Ma c’è un problema. Per consentire deficit superiori allo 0,35% del Pil (condizione necessaria per contrarre debiti nella misura richiesta dal nuovo programma), occorre manomettere il famigerato “Schuldembremse” (freno all’indebitamento). Essendo il freno inserito in Costituzione, la sua disattivazione richiede una maggioranza di due terzi al Bundestag che, nel Parlamento attuale (quello della legislatura che sta finendo), Unione e Spd potrebbero raggiungere solo con l’appoggio dei Verdi. Nel Parlamento futuro (quello scaturito dalle elezioni), oltre all’appoggio dei Verdi servirebbe anche quello di “die Linke” e/o di AfD. Per evitare problemi, sarebbe quindi opportuno completare l’operazione prima dell’insediamento del nuovo Parlamento, previsto per il 25 marzo.
I Verdi avevano inizialmente annunciato che non avrebbero sostenuto la proposta di Unione e Spd. “Dal nostro punto di vista, non sono queste le cose che servono al Paese”, aveva dichiarato la capogruppo parlamentare del partito Katharina Dröge.

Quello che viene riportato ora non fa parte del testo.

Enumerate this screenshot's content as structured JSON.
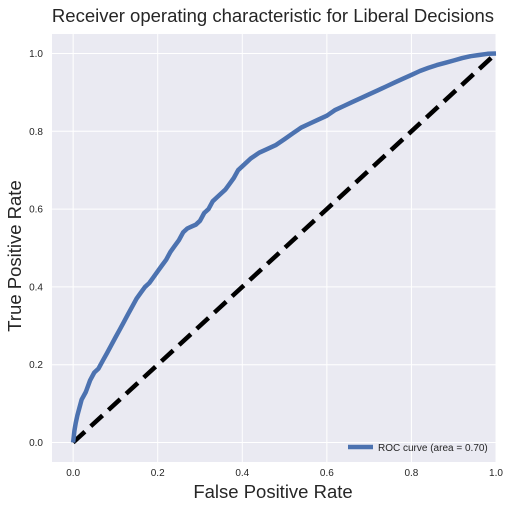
{
  "chart_data": {
    "type": "line",
    "title": "Receiver operating characteristic for Liberal Decisions",
    "xlabel": "False Positive Rate",
    "ylabel": "True Positive Rate",
    "xlim": [
      -0.05,
      1.0
    ],
    "ylim": [
      -0.05,
      1.05
    ],
    "xticks": [
      "0.0",
      "0.2",
      "0.4",
      "0.6",
      "0.8",
      "1.0"
    ],
    "yticks": [
      "0.0",
      "0.2",
      "0.4",
      "0.6",
      "0.8",
      "1.0"
    ],
    "grid": true,
    "legend_position": "lower right",
    "series": [
      {
        "name": "ROC curve (area = 0.70)",
        "color": "#4c72b0",
        "style": "solid",
        "x": [
          0.0,
          0.003,
          0.006,
          0.01,
          0.015,
          0.02,
          0.03,
          0.04,
          0.05,
          0.06,
          0.07,
          0.08,
          0.09,
          0.1,
          0.11,
          0.12,
          0.13,
          0.14,
          0.15,
          0.16,
          0.17,
          0.18,
          0.19,
          0.2,
          0.21,
          0.22,
          0.23,
          0.24,
          0.25,
          0.26,
          0.27,
          0.28,
          0.29,
          0.3,
          0.31,
          0.32,
          0.33,
          0.34,
          0.35,
          0.36,
          0.37,
          0.38,
          0.39,
          0.4,
          0.42,
          0.44,
          0.46,
          0.48,
          0.5,
          0.52,
          0.54,
          0.56,
          0.58,
          0.6,
          0.62,
          0.64,
          0.66,
          0.68,
          0.7,
          0.72,
          0.74,
          0.76,
          0.78,
          0.8,
          0.82,
          0.84,
          0.86,
          0.88,
          0.9,
          0.92,
          0.94,
          0.96,
          0.98,
          1.0
        ],
        "y": [
          0.0,
          0.03,
          0.05,
          0.07,
          0.09,
          0.11,
          0.13,
          0.16,
          0.18,
          0.19,
          0.21,
          0.23,
          0.25,
          0.27,
          0.29,
          0.31,
          0.33,
          0.35,
          0.37,
          0.385,
          0.4,
          0.41,
          0.425,
          0.44,
          0.455,
          0.47,
          0.49,
          0.505,
          0.52,
          0.54,
          0.55,
          0.555,
          0.56,
          0.57,
          0.59,
          0.6,
          0.62,
          0.63,
          0.64,
          0.65,
          0.665,
          0.68,
          0.7,
          0.71,
          0.73,
          0.745,
          0.755,
          0.765,
          0.78,
          0.795,
          0.81,
          0.82,
          0.83,
          0.84,
          0.855,
          0.865,
          0.875,
          0.885,
          0.895,
          0.905,
          0.915,
          0.925,
          0.935,
          0.945,
          0.955,
          0.963,
          0.97,
          0.976,
          0.982,
          0.988,
          0.993,
          0.996,
          0.999,
          1.0
        ]
      },
      {
        "name": "",
        "color": "#000000",
        "style": "dashed",
        "x": [
          0.0,
          1.0
        ],
        "y": [
          0.0,
          1.0
        ]
      }
    ]
  }
}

Un atteggiamento curioso, dal momento che il partito guidato da Franziska Brantner e Felix Banaszak ha mostrato un atteggiamento piuttosto bellicoso nella legislatura che sta per concludersi (ricordiamo il titolo “verde oliva” di “Der Spiegel”, con riferimento al colore delle uniformi militari).
Pare tuttavia che un accordo sia stato raggiunto in extremis. I Verdi voteranno la riforma costituzionale, a condizione che 100 miliardi del fondo infrastrutturale siano dedicati alla protezione del clima e alla “ristrutturazione climatica dell’economia”. La commissione Bilancio del Bundestag ha rinviato la seduta al tardo pomeriggio di martedì 18 marzo, dando così più tempo agli sherpa per mettere a punto gli ultimi dettagli dell’accordo.

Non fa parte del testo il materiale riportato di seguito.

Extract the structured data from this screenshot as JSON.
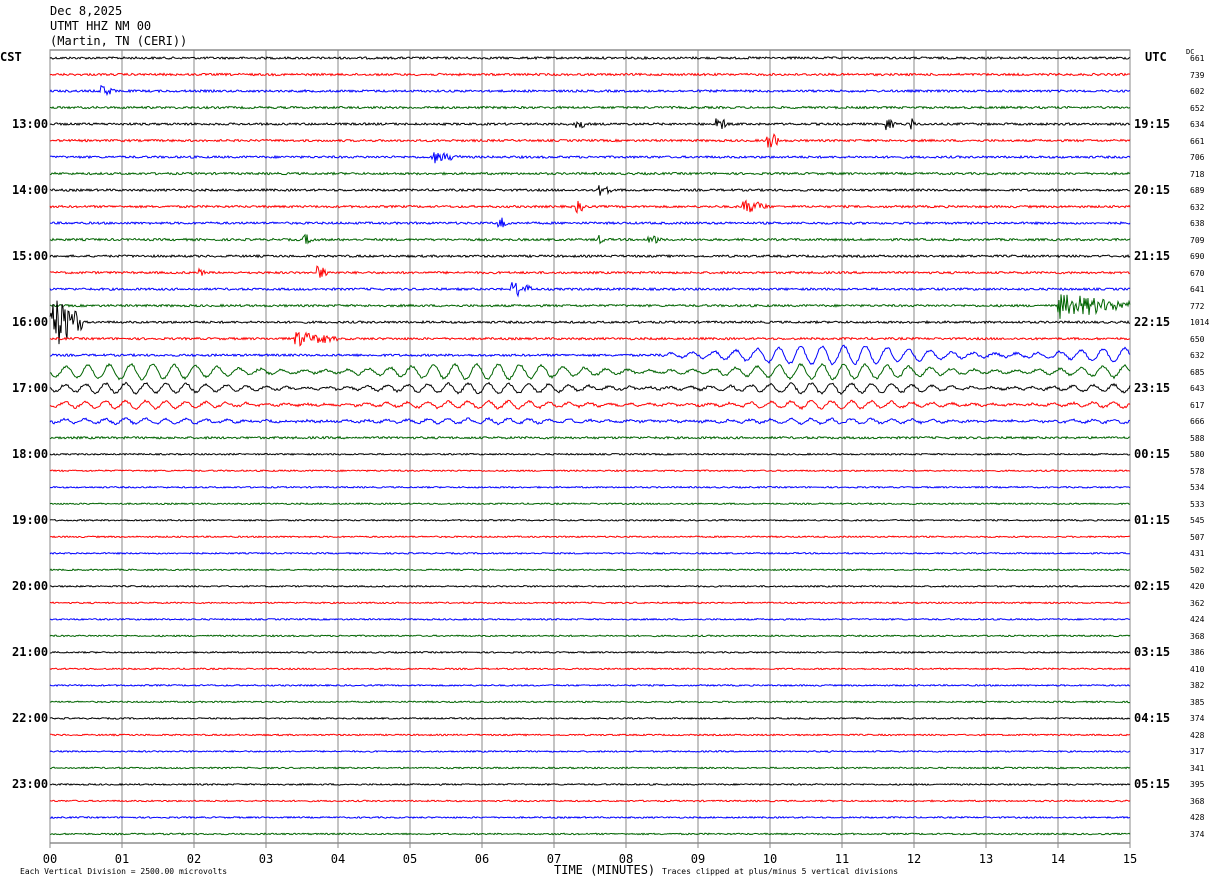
{
  "header": {
    "date": "Dec 8,2025",
    "station": "UTMT HHZ NM 00",
    "location": "(Martin, TN (CERI))"
  },
  "left_tz": "CST",
  "right_tz": "UTC",
  "dc_label": "DC",
  "footer": {
    "scale": "Each Vertical Division = 2500.00 microvolts",
    "xlabel": "TIME (MINUTES)",
    "clip": "Traces clipped at plus/minus 5 vertical divisions"
  },
  "chart_data": {
    "type": "line",
    "title": "UTMT HHZ NM 00 helicorder",
    "xlabel": "TIME (MINUTES)",
    "xlim": [
      0,
      15
    ],
    "x_ticks": [
      "00",
      "01",
      "02",
      "03",
      "04",
      "05",
      "06",
      "07",
      "08",
      "09",
      "10",
      "11",
      "12",
      "13",
      "14",
      "15"
    ],
    "trace_colors": [
      "#000000",
      "#ff0000",
      "#0000ff",
      "#006400"
    ],
    "left_hour_labels": [
      {
        "trace": 4,
        "text": "13:00"
      },
      {
        "trace": 8,
        "text": "14:00"
      },
      {
        "trace": 12,
        "text": "15:00"
      },
      {
        "trace": 16,
        "text": "16:00"
      },
      {
        "trace": 20,
        "text": "17:00"
      },
      {
        "trace": 24,
        "text": "18:00"
      },
      {
        "trace": 28,
        "text": "19:00"
      },
      {
        "trace": 32,
        "text": "20:00"
      },
      {
        "trace": 36,
        "text": "21:00"
      },
      {
        "trace": 40,
        "text": "22:00"
      },
      {
        "trace": 44,
        "text": "23:00"
      }
    ],
    "right_hour_labels": [
      {
        "trace": 4,
        "text": "19:15"
      },
      {
        "trace": 8,
        "text": "20:15"
      },
      {
        "trace": 12,
        "text": "21:15"
      },
      {
        "trace": 16,
        "text": "22:15"
      },
      {
        "trace": 20,
        "text": "23:15"
      },
      {
        "trace": 24,
        "text": "00:15"
      },
      {
        "trace": 28,
        "text": "01:15"
      },
      {
        "trace": 32,
        "text": "02:15"
      },
      {
        "trace": 36,
        "text": "03:15"
      },
      {
        "trace": 40,
        "text": "04:15"
      },
      {
        "trace": 44,
        "text": "05:15"
      }
    ],
    "dc_values": [
      "661",
      "739",
      "602",
      "652",
      "634",
      "661",
      "706",
      "718",
      "689",
      "632",
      "638",
      "709",
      "690",
      "670",
      "641",
      "772",
      "1014",
      "650",
      "632",
      "685",
      "643",
      "617",
      "666",
      "588",
      "580",
      "578",
      "534",
      "533",
      "545",
      "507",
      "431",
      "502",
      "420",
      "362",
      "424",
      "368",
      "386",
      "410",
      "382",
      "385",
      "374",
      "428",
      "317",
      "341",
      "395",
      "368",
      "428",
      "374"
    ],
    "events": [
      {
        "trace": 2,
        "minute": 0.7,
        "dur": 0.2,
        "amp": 0.4
      },
      {
        "trace": 4,
        "minute": 7.3,
        "dur": 0.15,
        "amp": 0.35
      },
      {
        "trace": 4,
        "minute": 9.25,
        "dur": 0.15,
        "amp": 0.4
      },
      {
        "trace": 4,
        "minute": 11.6,
        "dur": 0.15,
        "amp": 0.35
      },
      {
        "trace": 4,
        "minute": 11.95,
        "dur": 0.1,
        "amp": 0.35
      },
      {
        "trace": 5,
        "minute": 9.95,
        "dur": 0.2,
        "amp": 0.5
      },
      {
        "trace": 6,
        "minute": 5.3,
        "dur": 0.4,
        "amp": 0.3
      },
      {
        "trace": 8,
        "minute": 7.6,
        "dur": 0.2,
        "amp": 0.4
      },
      {
        "trace": 9,
        "minute": 7.3,
        "dur": 0.15,
        "amp": 0.3
      },
      {
        "trace": 9,
        "minute": 9.6,
        "dur": 0.4,
        "amp": 0.35
      },
      {
        "trace": 10,
        "minute": 6.2,
        "dur": 0.2,
        "amp": 0.35
      },
      {
        "trace": 11,
        "minute": 3.5,
        "dur": 0.2,
        "amp": 0.3
      },
      {
        "trace": 11,
        "minute": 7.6,
        "dur": 0.1,
        "amp": 0.3
      },
      {
        "trace": 11,
        "minute": 8.3,
        "dur": 0.2,
        "amp": 0.3
      },
      {
        "trace": 13,
        "minute": 3.7,
        "dur": 0.2,
        "amp": 0.35
      },
      {
        "trace": 13,
        "minute": 2.05,
        "dur": 0.1,
        "amp": 0.3
      },
      {
        "trace": 14,
        "minute": 6.4,
        "dur": 0.3,
        "amp": 0.45
      },
      {
        "trace": 15,
        "minute": 14.0,
        "dur": 1.0,
        "amp": 0.6
      },
      {
        "trace": 16,
        "minute": 0.0,
        "dur": 0.45,
        "amp": 1.4
      },
      {
        "trace": 17,
        "minute": 3.4,
        "dur": 0.6,
        "amp": 0.35
      }
    ],
    "surface_waves": [
      {
        "trace": 18,
        "start": 8.5,
        "end": 15,
        "amp": 0.55,
        "period_min": 0.3
      },
      {
        "trace": 19,
        "start": 0,
        "end": 15,
        "amp": 0.45,
        "period_min": 0.3
      },
      {
        "trace": 20,
        "start": 0,
        "end": 15,
        "amp": 0.3,
        "period_min": 0.28
      },
      {
        "trace": 21,
        "start": 0,
        "end": 15,
        "amp": 0.22,
        "period_min": 0.28
      },
      {
        "trace": 22,
        "start": 0,
        "end": 15,
        "amp": 0.15,
        "period_min": 0.28
      }
    ]
  }
}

Ma gli esponenti del partito ecologista non sono gli unici Verdi a far parlare di sé. Il nome “Ver.di”, che a sud delle Alpi evoca marce trionfali e cori dal sapore risorgimentale, significa infatti anche “Vereinte Dienstleistungsgewerkschaft” (Unione dei sindacati del settore dei servizi). Trattasi di un sindacato tedesco che con 2 milioni di iscritti, il secondo più grande in Germania dopo IG Metall.

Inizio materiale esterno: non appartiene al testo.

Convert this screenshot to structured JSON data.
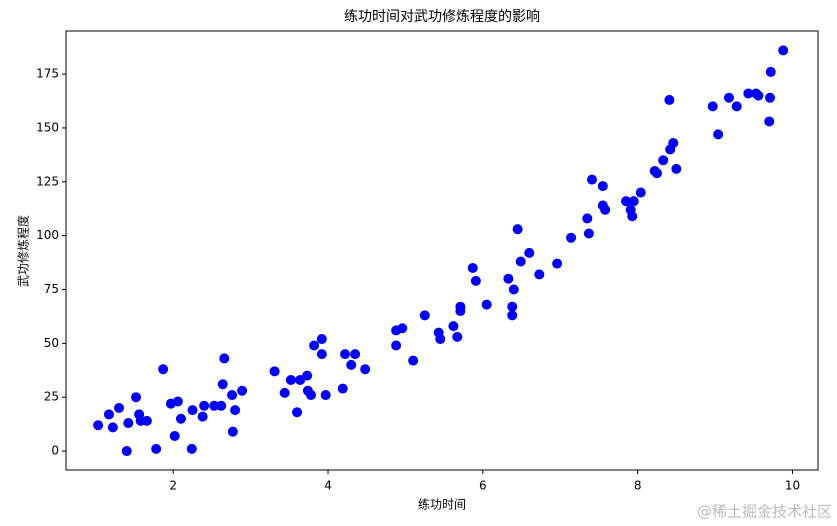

Per protestare contro il mancato rinnovo del contratto dei servizi, lunedì 10 marzo Ver.di ha organizzato un “Warnstreik” (sciopero di avvertimento) in undici grandi aeroporti tedeschi. Secondo l’associazione aeroportuale Adv, lo sciopero ha portato alla cancellazione di oltre 3.500 voli, causando disagi a circa 560.000 passeggeri. Ma l’azione sindacale di Ver.di non si limita agli aeroporti.
Nel Baden-Württemberg, gli scioperi si susseguono con ritmo incalzante anche in altri settori. “Sono interessati tutti gli ambiti del servizio pubblico, dalle amministrazioni comunali e distrettuali agli asili nido, cliniche, casse di risparmio, piscine, centri per l’impiego e agenzie per l’impiego, fino ai servizi comunali e, in alcuni casi, al trasporto pubblico locale”, afferma Ver.di, come riportato da Tagesschau.
Sullo sfondo ci sono due diversi conflitti tariffari: nella contrattazione collettiva per il settore pubblico federale e locale, il sindacato chiede, tra le altre cose, l’8% in più al mese (con un limite inferiore di 350 euro), oltre a tre giorni liberi aggiuntivi. I datori di lavoro non hanno ancora presentato un’offerta concreta. In termini di sicurezza aerea, Ver.di chiede, tra le altre cose, miglioramenti nella salute e sicurezza sul lavoro, 30 giorni di ferie e ferie aggiuntive per lavoratori a turni. Il nuovo contratto collettivo con l’Associazione federale delle imprese di sicurezza aerea dovrebbe essere siglato a fine marzo.